5. Assignment 5: Constructing Datasets#

accept the assignment

Due: 2020-10-12

Eligible skills: (links to checklists)

  • first chance construct 1 and 2

  • (last assignment*) access 1 and 2

  • (last assignment*) python 1 and 2

  • (last assignment*) prepare 1 and 2

  • summarize 1 and 2

  • visualize 1 and 2

these skills will be eligible in future portfolio checks, but not future assignments

5.1. Constructing Datasets#

Hint

there is a section of datasets that are provided in multiple parts

Your goal is to programmatically construct three (3) ready to analyze datasets from multiple sources.

  • Each dataset must combine at least 2 source tables(minimum 4 total source tables).
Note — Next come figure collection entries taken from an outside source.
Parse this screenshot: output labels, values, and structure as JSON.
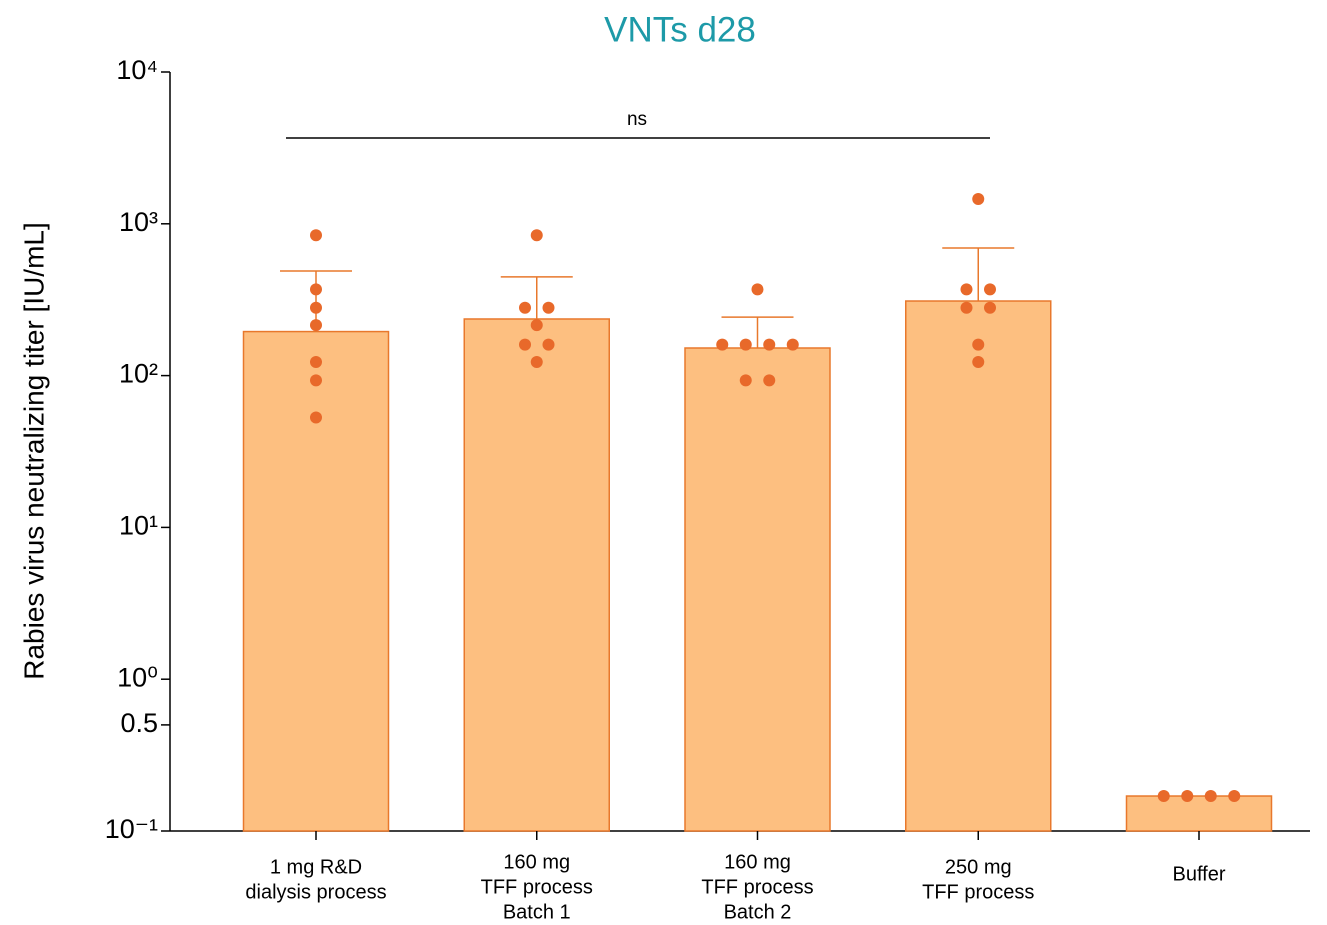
{
  "chart_data": {
    "type": "bar",
    "title": "VNTs d28",
    "y_label": "Rabies virus neutralizing titer [IU/mL]",
    "yscale": "log",
    "ylim": [
      0.1,
      10000
    ],
    "yticks": [
      {
        "value": 0.1,
        "label": "10⁻¹"
      },
      0.5,
      {
        "value": 1,
        "label": "10⁰"
      },
      {
        "value": 10,
        "label": "10¹"
      },
      {
        "value": 100,
        "label": "10²"
      },
      {
        "value": 1000,
        "label": "10³"
      },
      {
        "value": 10000,
        "label": "10⁴"
      }
    ],
    "categories": [
      [
        "1 mg R&D",
        "dialysis process"
      ],
      [
        "160 mg",
        "TFF process",
        "Batch 1"
      ],
      [
        "160 mg",
        "TFF process",
        "Batch 2"
      ],
      [
        "250 mg",
        "TFF process"
      ],
      [
        "Buffer"
      ]
    ],
    "values": [
      195,
      236,
      152,
      310,
      0.17
    ],
    "errors": [
      294,
      211,
      91,
      383,
      0
    ],
    "points": [
      [
        840,
        370,
        280,
        215,
        123,
        93,
        53
      ],
      [
        840,
        280,
        280,
        215,
        160,
        160,
        123
      ],
      [
        370,
        160,
        160,
        160,
        160,
        93,
        93
      ],
      [
        1456,
        370,
        370,
        280,
        280,
        160,
        123
      ],
      [
        0.17,
        0.17,
        0.17,
        0.17
      ]
    ],
    "color": "#fdbf80",
    "edge_color": "#e8782c",
    "point_color": "#e8692a",
    "title_color": "#1d9aa8",
    "annotations": [
      {
        "text": "ns"
      }
    ]
  }
}
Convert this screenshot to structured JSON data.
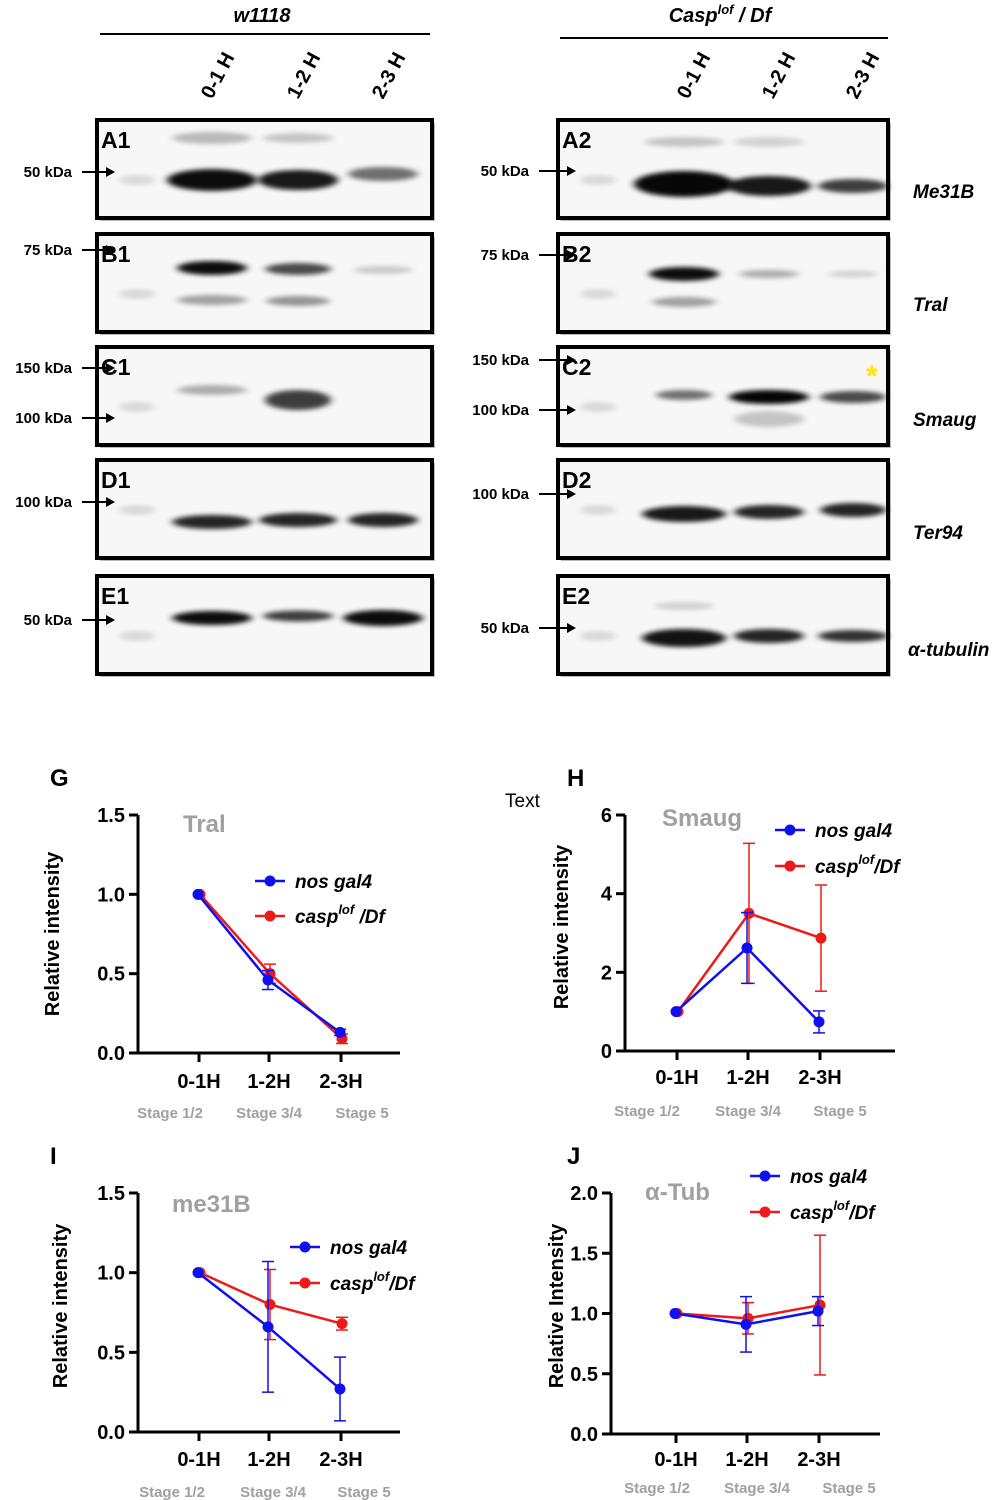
{
  "blots": {
    "left_genotype": "w1118",
    "right_genotype_main": "Casp",
    "right_genotype_sup": "lof",
    "right_genotype_tail": " / Df",
    "lanes": [
      "0-1 H",
      "1-2 H",
      "2-3 H"
    ],
    "proteins": [
      "Me31B",
      "Tral",
      "Smaug",
      "Ter94",
      "α-tubulin"
    ],
    "left_panels": [
      {
        "label": "A1",
        "markers": [
          "50 kDa"
        ]
      },
      {
        "label": "B1",
        "markers": [
          "75 kDa"
        ]
      },
      {
        "label": "C1",
        "markers": [
          "150 kDa",
          "100 kDa"
        ]
      },
      {
        "label": "D1",
        "markers": [
          "100 kDa"
        ]
      },
      {
        "label": "E1",
        "markers": [
          "50 kDa"
        ]
      }
    ],
    "right_panels": [
      {
        "label": "A2",
        "markers": [
          "50 kDa"
        ]
      },
      {
        "label": "B2",
        "markers": [
          "75 kDa"
        ]
      },
      {
        "label": "C2",
        "markers": [
          "150 kDa",
          "100 kDa"
        ]
      },
      {
        "label": "D2",
        "markers": [
          "100 kDa"
        ]
      },
      {
        "label": "E2",
        "markers": [
          "50 kDa"
        ]
      }
    ],
    "asterisk": "*",
    "asterisk_color": "#ffe600"
  },
  "stray_text": "Text",
  "colors": {
    "series1": "#1010ee",
    "series2": "#ee1a1a",
    "muted": "#a0a0a0"
  },
  "chart_data": [
    {
      "panel": "G",
      "type": "line",
      "title": "Tral",
      "ylabel": "Relative intensity",
      "categories": [
        "0-1H",
        "1-2H",
        "2-3H"
      ],
      "stages": [
        "Stage 1/2",
        "Stage 3/4",
        "Stage 5"
      ],
      "ylim": [
        0,
        1.5
      ],
      "yticks": [
        "0.0",
        "0.5",
        "1.0",
        "1.5"
      ],
      "legend": [
        {
          "main": "nos gal4",
          "sup": "",
          "tail": ""
        },
        {
          "main": "casp",
          "sup": "lof",
          "tail": " /Df"
        }
      ],
      "series": [
        {
          "values": [
            1.0,
            0.46,
            0.13
          ],
          "err": [
            0,
            0.06,
            0.02
          ]
        },
        {
          "values": [
            1.0,
            0.5,
            0.09
          ],
          "err": [
            0,
            0.06,
            0.03
          ]
        }
      ]
    },
    {
      "panel": "H",
      "type": "line",
      "title": "Smaug",
      "ylabel": "Relative intensity",
      "categories": [
        "0-1H",
        "1-2H",
        "2-3H"
      ],
      "stages": [
        "Stage 1/2",
        "Stage 3/4",
        "Stage 5"
      ],
      "ylim": [
        0,
        6
      ],
      "yticks": [
        "0",
        "2",
        "4",
        "6"
      ],
      "legend": [
        {
          "main": "nos gal4",
          "sup": "",
          "tail": ""
        },
        {
          "main": "casp",
          "sup": "lof",
          "tail": "/Df"
        }
      ],
      "series": [
        {
          "values": [
            1.0,
            2.62,
            0.74
          ],
          "err": [
            0,
            0.9,
            0.28
          ]
        },
        {
          "values": [
            1.0,
            3.5,
            2.87
          ],
          "err": [
            0,
            1.78,
            1.35
          ]
        }
      ]
    },
    {
      "panel": "I",
      "type": "line",
      "title": "me31B",
      "ylabel": "Relative intensity",
      "categories": [
        "0-1H",
        "1-2H",
        "2-3H"
      ],
      "stages": [
        "Stage 1/2",
        "Stage 3/4",
        "Stage 5"
      ],
      "ylim": [
        0,
        1.5
      ],
      "yticks": [
        "0.0",
        "0.5",
        "1.0",
        "1.5"
      ],
      "legend": [
        {
          "main": "nos gal4",
          "sup": "",
          "tail": ""
        },
        {
          "main": "casp",
          "sup": "lof",
          "tail": "/Df"
        }
      ],
      "series": [
        {
          "values": [
            1.0,
            0.66,
            0.27
          ],
          "err": [
            0,
            0.41,
            0.2
          ]
        },
        {
          "values": [
            1.0,
            0.8,
            0.68
          ],
          "err": [
            0,
            0.22,
            0.04
          ]
        }
      ]
    },
    {
      "panel": "J",
      "type": "line",
      "title": "α-Tub",
      "ylabel": "Relative Intensity",
      "categories": [
        "0-1H",
        "1-2H",
        "2-3H"
      ],
      "stages": [
        "Stage 1/2",
        "Stage 3/4",
        "Stage 5"
      ],
      "ylim": [
        0,
        2.0
      ],
      "yticks": [
        "0.0",
        "0.5",
        "1.0",
        "1.5",
        "2.0"
      ],
      "legend": [
        {
          "main": "nos gal4",
          "sup": "",
          "tail": ""
        },
        {
          "main": "casp",
          "sup": "lof",
          "tail": "/Df"
        }
      ],
      "series": [
        {
          "values": [
            1.0,
            0.91,
            1.02
          ],
          "err": [
            0,
            0.23,
            0.12
          ]
        },
        {
          "values": [
            1.0,
            0.96,
            1.07
          ],
          "err": [
            0,
            0.13,
            0.58
          ]
        }
      ]
    }
  ]
}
  • At least one source table must come from a database or from web scraping.

  • You should use at least two different joins(types of merges, or concat).

The notebook you submit should include:

  • a motivating question for why you’re combining the datasets in an introduction section

  • code and description of how you built and prepared each dataset. For each step, describe what you’re about to do, the code with output, interpretation that leads into the next step.

  • exploratory data analysis that shows why you built the data and confirms that is prepared enough to analyze.

  • For one pair of tables, show how a different merge could answer a different question.

For construct only you can include very minimal EDA.

5.2. Additional achievements#

To earn additional achievements, you must do more cleaning and/or exploratory data analysis.

5.2.1. Prepare level 2#

To earn level 2 for prepare, you must, either on component table(s) or the final dataset apply and explain transformations that meet whatever components are unchecked on your prepare level 2 issue.

5.2.2. Summarize and Visualize level 2#

To earn level 2 for summarize and/or visualize, include additional analyses after building the datasets.

Check your issues for what components we have not seen from you.

5.2.3. Python Level 2#

Use pythonic naming conventions throughout, AND:

  • Use pythonic loops and a list or dictionary OR

  • use a list or dictionary comprehension

Thinking Ahead

Compare the level 2 skill definitions to level 3, how could you extend and adapt what you’ve done to meet level 3?